To garnish, in a non-stick pan heat 2 tablespoons of musturd oil, splitter fenugreek till it turns dark. Add garlic slices and fry till light brown. Pour the oil mixture over the marinated meat. Add green onions. Toss the whole mixture well. Sprinkle one tablespoon of roasted sesame seeds for garnish. Serve with green salad.
Submitted by: Tulsi Regmi
Submitted by ISA
Say ‘tama’ to some of your Nepalese friends and you will probably get a nice chuckle others may laugh outright. Ask for it in any ‘authentic’ Nepalese restaurant and you may meet with the disbelief of both the chef and the waiter. Serve tama to our guests? No way! What is ‘tama’ that it should evoke such strong opinions? Quite simply, tama is one of the best-kept secrets of Nepalese cuisine. The tama itself is the pickled and fermented tender young bamboo shoots. It is not served to visitors simply because it is considered plain, peasant fare not worth of being served to honored guests. But in households throughout Nepal it is such a well- loved comfort food that it is served at least once a week during the winter season. The secret of its enduring popularity is that it is extremely tasty – slightly sour – extremely pungent (OK, let’s be honest, downright stinkey!) but very appetizing. Like its not so distant cousins, kim-chi and sauerkraut, this fermented vegetable has quite a following but can be an acquired taste. Keep an open mind and give it a try.
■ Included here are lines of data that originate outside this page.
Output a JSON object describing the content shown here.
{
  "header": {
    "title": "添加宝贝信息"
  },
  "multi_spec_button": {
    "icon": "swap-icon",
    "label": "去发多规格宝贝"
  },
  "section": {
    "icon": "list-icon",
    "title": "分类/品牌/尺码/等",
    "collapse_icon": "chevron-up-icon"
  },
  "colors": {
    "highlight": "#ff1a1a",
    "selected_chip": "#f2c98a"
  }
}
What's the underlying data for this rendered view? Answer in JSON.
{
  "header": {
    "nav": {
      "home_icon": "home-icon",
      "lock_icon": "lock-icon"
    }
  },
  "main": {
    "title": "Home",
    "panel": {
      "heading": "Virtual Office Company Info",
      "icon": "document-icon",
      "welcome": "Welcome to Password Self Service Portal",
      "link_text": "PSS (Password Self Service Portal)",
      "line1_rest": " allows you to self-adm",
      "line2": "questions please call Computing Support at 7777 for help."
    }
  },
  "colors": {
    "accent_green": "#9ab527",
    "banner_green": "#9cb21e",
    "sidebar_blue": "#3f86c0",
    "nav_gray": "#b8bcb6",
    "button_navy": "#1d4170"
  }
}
Fermented bamboo shoots are also used extensively in Chinese cuisine where they most probably originated. Aloo Tama, as it is served in Nepal, it is a dish that bridges these two cultures: the tama from China and the spices from India. To the best of my knowledge, fermented bamboo shoots are not used at all in Indian cuisine.
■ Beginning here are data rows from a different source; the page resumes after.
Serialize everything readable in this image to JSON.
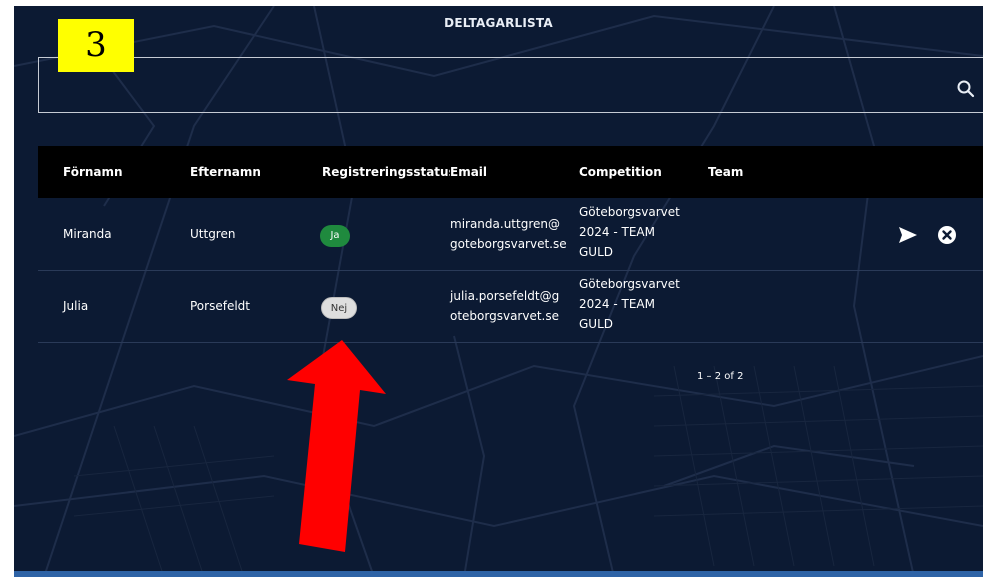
{
  "page": {
    "title": "DELTAGARLISTA",
    "annotation_number": "3"
  },
  "search": {
    "placeholder": ""
  },
  "table": {
    "headers": [
      "Förnamn",
      "Efternamn",
      "Registreringsstatus",
      "Email",
      "Competition",
      "Team"
    ],
    "rows": [
      {
        "first_name": "Miranda",
        "last_name": "Uttgren",
        "status": "Ja",
        "email_line1": "miranda.uttgren@",
        "email_line2": "goteborgsvarvet.se",
        "competition_line1": "Göteborgsvarvet",
        "competition_line2": "2024 - TEAM",
        "competition_line3": "GULD",
        "team": ""
      },
      {
        "first_name": "Julia",
        "last_name": "Porsefeldt",
        "status": "Nej",
        "email_line1": "julia.porsefeldt@g",
        "email_line2": "oteborgsvarvet.se",
        "competition_line1": "Göteborgsvarvet",
        "competition_line2": "2024 - TEAM",
        "competition_line3": "GULD",
        "team": ""
      }
    ]
  },
  "pagination": {
    "range": "1 – 2 of 2"
  },
  "icons": {
    "send": "send-icon",
    "cancel": "cancel-icon",
    "search": "search-icon"
  },
  "colors": {
    "background": "#0c1a33",
    "header": "#000000",
    "status_yes": "#1f8a3e",
    "status_no": "#dedede",
    "annotation_badge": "#ffff00",
    "annotation_arrow": "#ff0000"
  }
}
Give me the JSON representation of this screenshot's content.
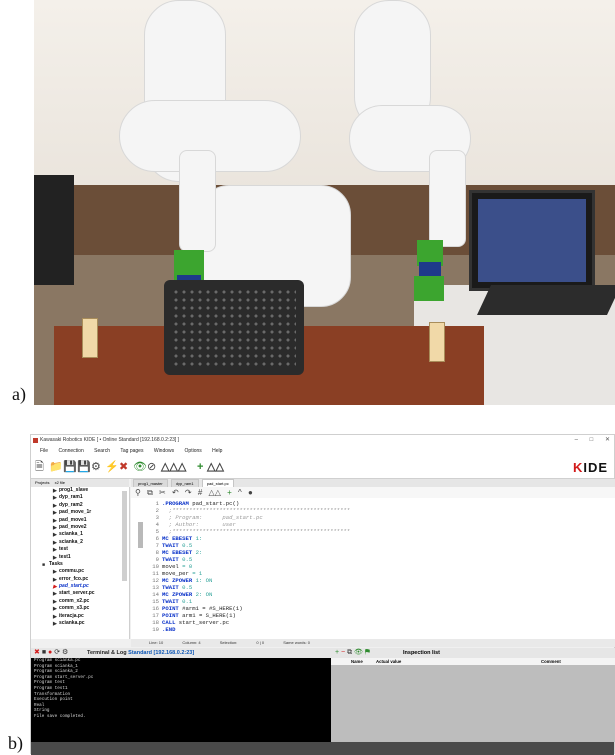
{
  "labels": {
    "a": "a)",
    "b": "b)"
  },
  "ide": {
    "window_title": "Kawasaki Robotics KIDE [ • Online Standard [192.168.0.2:23] ]",
    "window_buttons": [
      "–",
      "□",
      "✕"
    ],
    "menu": [
      "File",
      "Connection",
      "Search",
      "Tag pages",
      "Windows",
      "Options",
      "Help"
    ],
    "logo_k": "K",
    "logo_text": "IDE",
    "projects_tab": "Projects",
    "project_name": "x2 file",
    "tree": [
      {
        "label": "prog1_slave",
        "type": "file"
      },
      {
        "label": "dyp_ram1",
        "type": "file"
      },
      {
        "label": "dyp_ram2",
        "type": "file"
      },
      {
        "label": "pad_move_1r",
        "type": "file"
      },
      {
        "label": "pad_move1",
        "type": "file"
      },
      {
        "label": "pad_move2",
        "type": "file"
      },
      {
        "label": "scianka_1",
        "type": "file"
      },
      {
        "label": "scianka_2",
        "type": "file"
      },
      {
        "label": "test",
        "type": "file"
      },
      {
        "label": "test1",
        "type": "file"
      },
      {
        "label": "Tasks",
        "type": "folder"
      },
      {
        "label": "commu.pc",
        "type": "file"
      },
      {
        "label": "error_fco.pc",
        "type": "file"
      },
      {
        "label": "pad_start.pc",
        "type": "active"
      },
      {
        "label": "start_server.pc",
        "type": "file"
      },
      {
        "label": "comm_x2.pc",
        "type": "file"
      },
      {
        "label": "comm_x3.pc",
        "type": "file"
      },
      {
        "label": "iteracja.pc",
        "type": "file"
      },
      {
        "label": "scianka.pc",
        "type": "file"
      }
    ],
    "editor_tabs": [
      "prog1_master",
      "dyp_ram1",
      "pad_start.pc"
    ],
    "code": {
      "l1": {
        "n": "1",
        "a": ".PROGRAM",
        "b": " pad_start.pc()"
      },
      "l2": {
        "n": "2",
        "t": "  ;*****************************************************"
      },
      "l3": {
        "n": "3",
        "t": "  ; Program:      pad_start.pc"
      },
      "l4": {
        "n": "4",
        "t": "  ; Author:       user"
      },
      "l5": {
        "n": "5",
        "t": "  ;*****************************************************"
      },
      "l6": {
        "n": "6",
        "a": "MC EBESET",
        "b": " 1:"
      },
      "l7": {
        "n": "7",
        "a": "TWAIT",
        "b": " 0.5"
      },
      "l8": {
        "n": "8",
        "a": "MC EBESET",
        "b": " 2:"
      },
      "l9": {
        "n": "9",
        "a": "TWAIT",
        "b": " 0.5"
      },
      "l10": {
        "n": "10",
        "a": "movel",
        "b": " = 0"
      },
      "l11": {
        "n": "11",
        "a": "move_per",
        "b": " = 1"
      },
      "l12": {
        "n": "12",
        "a": "MC ZPOWER",
        "b": " 1: ON"
      },
      "l13": {
        "n": "13",
        "a": "TWAIT",
        "b": " 0.5"
      },
      "l14": {
        "n": "14",
        "a": "MC ZPOWER",
        "b": " 2: ON"
      },
      "l15": {
        "n": "15",
        "a": "TWAIT",
        "b": " 0.1"
      },
      "l16": {
        "n": "16",
        "a": "POINT",
        "b": " #arm1 = #S_HERE(1)"
      },
      "l17": {
        "n": "17",
        "a": "POINT",
        "b": " arm1 = S_HERE(1)"
      },
      "l18": {
        "n": "18",
        "a": "CALL",
        "b": " start_server.pc"
      },
      "l19": {
        "n": "19",
        "a": ".END",
        "b": ""
      }
    },
    "status_bar": [
      "Line: 10",
      "Column: 4",
      "Selection:",
      "0 | 0",
      "Same words: 0"
    ],
    "terminal": {
      "title": "Terminal & Log",
      "connection": "Standard [192.168.0.2:23]",
      "lines": [
        "Program scianka.pc",
        "Program scianka_1",
        "Program scianka_2",
        "Program start_server.pc",
        "Program test",
        "Program test1",
        "Transformation",
        "Execution point",
        "Real",
        "String",
        "File save completed."
      ]
    },
    "inspection": {
      "title": "Inspection list",
      "columns": [
        "Name",
        "Actual value",
        "Comment"
      ]
    }
  }
}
You can buy tama at almost any vegetable shop in your local chowk. It can range in color from pale white-gray to bright yellow depending on whether it has been treated with turmeric. Look for it in large plastic containers where it is soaking in its own brine – you usually don’t have to ask for it because if they sell it – you can smell it! It is sour, pungent and very evocative. More recently it is sold in sealed glass jars – look for it in the ‘pickle’ section of the supermarket. Look for nice fresh plump tama that is not too woody – the tenderest young shoots are the best.
The recipe I have chosen is the most common preparation: tama with aloo (potato) and bori (black eyed peas). This preparation ranges in consistency somewhere between a runny stew and a thick soup and it is usually simply served with plain rice – a one-dish meal (homey fast-food).
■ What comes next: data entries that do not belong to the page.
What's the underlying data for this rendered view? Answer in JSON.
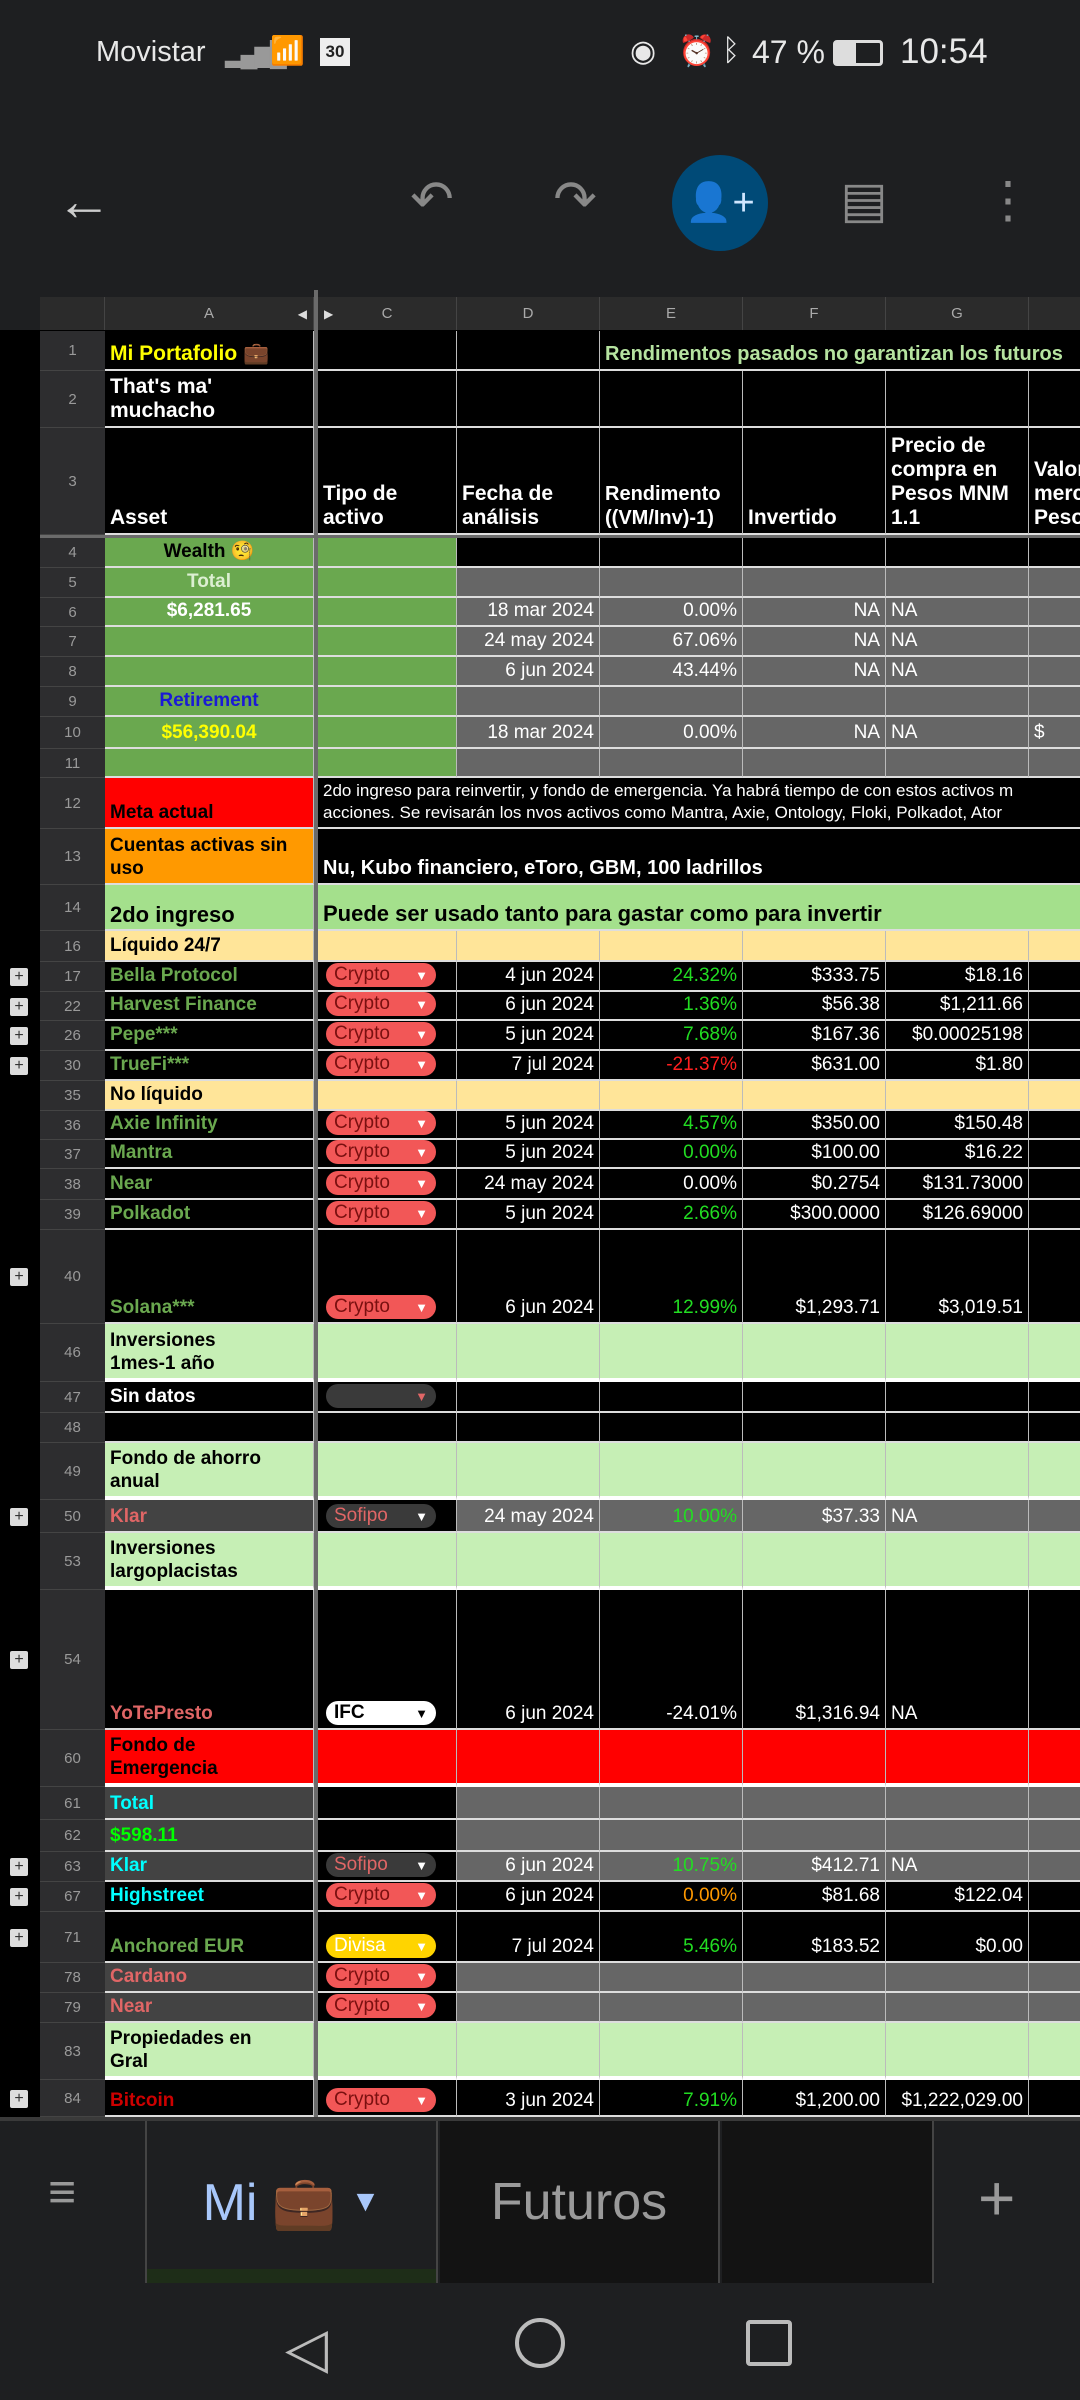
{
  "status_bar": {
    "carrier": "Movistar",
    "battery": "47 %",
    "time": "10:54",
    "date_icon_text": "30"
  },
  "toolbar": {
    "icons": [
      "back-arrow-icon",
      "undo-icon",
      "redo-icon",
      "add-person-icon",
      "comment-icon",
      "more-vert-icon"
    ],
    "accent": "#004a77"
  },
  "columns": [
    "A",
    "C",
    "D",
    "E",
    "F",
    "G"
  ],
  "headers": {
    "asset": "Asset",
    "type": "Tipo de\nactivo",
    "date": "Fecha de\nanálisis",
    "rend": "Rendimento\n((VM/Inv)-1)",
    "invested": "Invertido",
    "price": "Precio de\ncompra en\nPesos MNM\n1.1",
    "market": "Valor\nmercado\nPesos"
  },
  "title": {
    "name": "Mi Portafolio 💼",
    "subtitle": "That's ma'\nmuchacho",
    "banner": "Rendimentos pasados no garantizan los futuros"
  },
  "chip_styles": {
    "Crypto": {
      "bg": "#f25757",
      "fg": "#7a1010"
    },
    "Sofipo": {
      "bg": "#3a3a3a",
      "fg": "#e06666"
    },
    "IFC": {
      "bg": "#ffffff",
      "fg": "#000000"
    },
    "Divisa": {
      "bg": "#ffd400",
      "fg": "#ffffff"
    },
    "": {
      "bg": "#3a3a3a",
      "fg": "#e06666"
    }
  },
  "rows": [
    {
      "num": "4",
      "asset": "Wealth 🧐"
    },
    {
      "num": "5",
      "asset": "Total"
    },
    {
      "num": "6",
      "asset": "$6,281.65",
      "date": "18 mar 2024",
      "rend": "0.00%",
      "rend_color": "#ffffff",
      "invested": "NA",
      "price": "NA"
    },
    {
      "num": "7",
      "asset": "",
      "date": "24 may 2024",
      "rend": "67.06%",
      "rend_color": "#ffffff",
      "invested": "NA",
      "price": "NA"
    },
    {
      "num": "8",
      "asset": "",
      "date": "6 jun 2024",
      "rend": "43.44%",
      "rend_color": "#ffffff",
      "invested": "NA",
      "price": "NA"
    },
    {
      "num": "9",
      "asset": "Retirement"
    },
    {
      "num": "10",
      "asset": "$56,390.04",
      "date": "18 mar 2024",
      "rend": "0.00%",
      "rend_color": "#ffffff",
      "invested": "NA",
      "price": "NA",
      "market": "$"
    },
    {
      "num": "11",
      "asset": ""
    },
    {
      "num": "12",
      "asset": "Meta actual",
      "note": "2do ingreso para reinvertir, y fondo de emergencia. Ya habrá tiempo de con estos activos m\nacciones. Se revisarán los nvos activos como Mantra, Axie, Ontology, Floki, Polkadot, Ator"
    },
    {
      "num": "13",
      "asset": "Cuentas activas sin\nuso",
      "note": "Nu, Kubo financiero, eToro, GBM, 100 ladrillos"
    },
    {
      "num": "14",
      "asset": "2do ingreso",
      "note": "Puede ser usado tanto para gastar como para invertir"
    },
    {
      "num": "16",
      "asset": "Líquido 24/7"
    },
    {
      "num": "17",
      "asset": "Bella Protocol",
      "type": "Crypto",
      "date": "4 jun 2024",
      "rend": "24.32%",
      "rend_color": "#22dd22",
      "invested": "$333.75",
      "price": "$18.16"
    },
    {
      "num": "22",
      "asset": "Harvest Finance",
      "type": "Crypto",
      "date": "6 jun 2024",
      "rend": "1.36%",
      "rend_color": "#22dd22",
      "invested": "$56.38",
      "price": "$1,211.66"
    },
    {
      "num": "26",
      "asset": "Pepe***",
      "type": "Crypto",
      "date": "5 jun 2024",
      "rend": "7.68%",
      "rend_color": "#22dd22",
      "invested": "$167.36",
      "price": "$0.00025198"
    },
    {
      "num": "30",
      "asset": "TrueFi***",
      "type": "Crypto",
      "date": "7 jul 2024",
      "rend": "-21.37%",
      "rend_color": "#ff2020",
      "invested": "$631.00",
      "price": "$1.80"
    },
    {
      "num": "35",
      "asset": "No líquido"
    },
    {
      "num": "36",
      "asset": "Axie Infinity",
      "type": "Crypto",
      "date": "5 jun 2024",
      "rend": "4.57%",
      "rend_color": "#22dd22",
      "invested": "$350.00",
      "price": "$150.48"
    },
    {
      "num": "37",
      "asset": "Mantra",
      "type": "Crypto",
      "date": "5 jun 2024",
      "rend": "0.00%",
      "rend_color": "#22dd22",
      "invested": "$100.00",
      "price": "$16.22"
    },
    {
      "num": "38",
      "asset": "Near",
      "type": "Crypto",
      "date": "24 may 2024",
      "rend": "0.00%",
      "rend_color": "#ffffff",
      "invested": "$0.2754",
      "price": "$131.73000"
    },
    {
      "num": "39",
      "asset": "Polkadot",
      "type": "Crypto",
      "date": "5 jun 2024",
      "rend": "2.66%",
      "rend_color": "#22dd22",
      "invested": "$300.0000",
      "price": "$126.69000"
    },
    {
      "num": "40",
      "asset": "Solana***",
      "type": "Crypto",
      "date": "6 jun 2024",
      "rend": "12.99%",
      "rend_color": "#22dd22",
      "invested": "$1,293.71",
      "price": "$3,019.51"
    },
    {
      "num": "46",
      "asset": "Inversiones\n1mes-1 año"
    },
    {
      "num": "47",
      "asset": "Sin datos",
      "type": ""
    },
    {
      "num": "48",
      "asset": ""
    },
    {
      "num": "49",
      "asset": "Fondo de ahorro\nanual"
    },
    {
      "num": "50",
      "asset": "Klar",
      "type": "Sofipo",
      "date": "24 may 2024",
      "rend": "10.00%",
      "rend_color": "#22dd22",
      "invested": "$37.33",
      "price": "NA"
    },
    {
      "num": "53",
      "asset": "Inversiones\nlargoplacistas"
    },
    {
      "num": "54",
      "asset": "YoTePresto",
      "type": "IFC",
      "date": "6 jun 2024",
      "rend": "-24.01%",
      "rend_color": "#ffffff",
      "invested": "$1,316.94",
      "price": "NA"
    },
    {
      "num": "60",
      "asset": "Fondo de\nEmergencia"
    },
    {
      "num": "61",
      "asset": "Total"
    },
    {
      "num": "62",
      "asset": "$598.11"
    },
    {
      "num": "63",
      "asset": "Klar",
      "type": "Sofipo",
      "date": "6 jun 2024",
      "rend": "10.75%",
      "rend_color": "#22dd22",
      "invested": "$412.71",
      "price": "NA"
    },
    {
      "num": "67",
      "asset": "Highstreet",
      "type": "Crypto",
      "date": "6 jun 2024",
      "rend": "0.00%",
      "rend_color": "#ff9900",
      "invested": "$81.68",
      "price": "$122.04"
    },
    {
      "num": "71",
      "asset": "Anchored EUR",
      "type": "Divisa",
      "date": "7 jul 2024",
      "rend": "5.46%",
      "rend_color": "#22dd22",
      "invested": "$183.52",
      "price": "$0.00"
    },
    {
      "num": "78",
      "asset": "Cardano",
      "type": "Crypto"
    },
    {
      "num": "79",
      "asset": "Near",
      "type": "Crypto"
    },
    {
      "num": "83",
      "asset": "Propiedades en\nGral"
    },
    {
      "num": "84",
      "asset": "Bitcoin",
      "type": "Crypto",
      "date": "3 jun 2024",
      "rend": "7.91%",
      "rend_color": "#22dd22",
      "invested": "$1,200.00",
      "price": "$1,222,029.00"
    }
  ],
  "sheet_tabs": [
    {
      "label": "Mi 💼",
      "active": true
    },
    {
      "label": "Futuros",
      "active": false
    }
  ],
  "tab_bar": {
    "add_label": "+"
  }
}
Heat the oil and fry the cumin seed until fragrant then add the onion and garlic and sauté gently for a few minutes – add the ground spices and fry well. Add the salt, tomatoes, tama, potatoes and the black eyed peas and add enough water to give it the consistency of soup. Cook in a pressure cooker for 20-30 min. or until the black-eyed peas are cooked. Adjust the seasonings and cook for 10 more minutes uncovered until it has reached the right consistency. Grnish with a generous sprinkling of fresh chopped coriander. Serve with plain rice. Enjoy!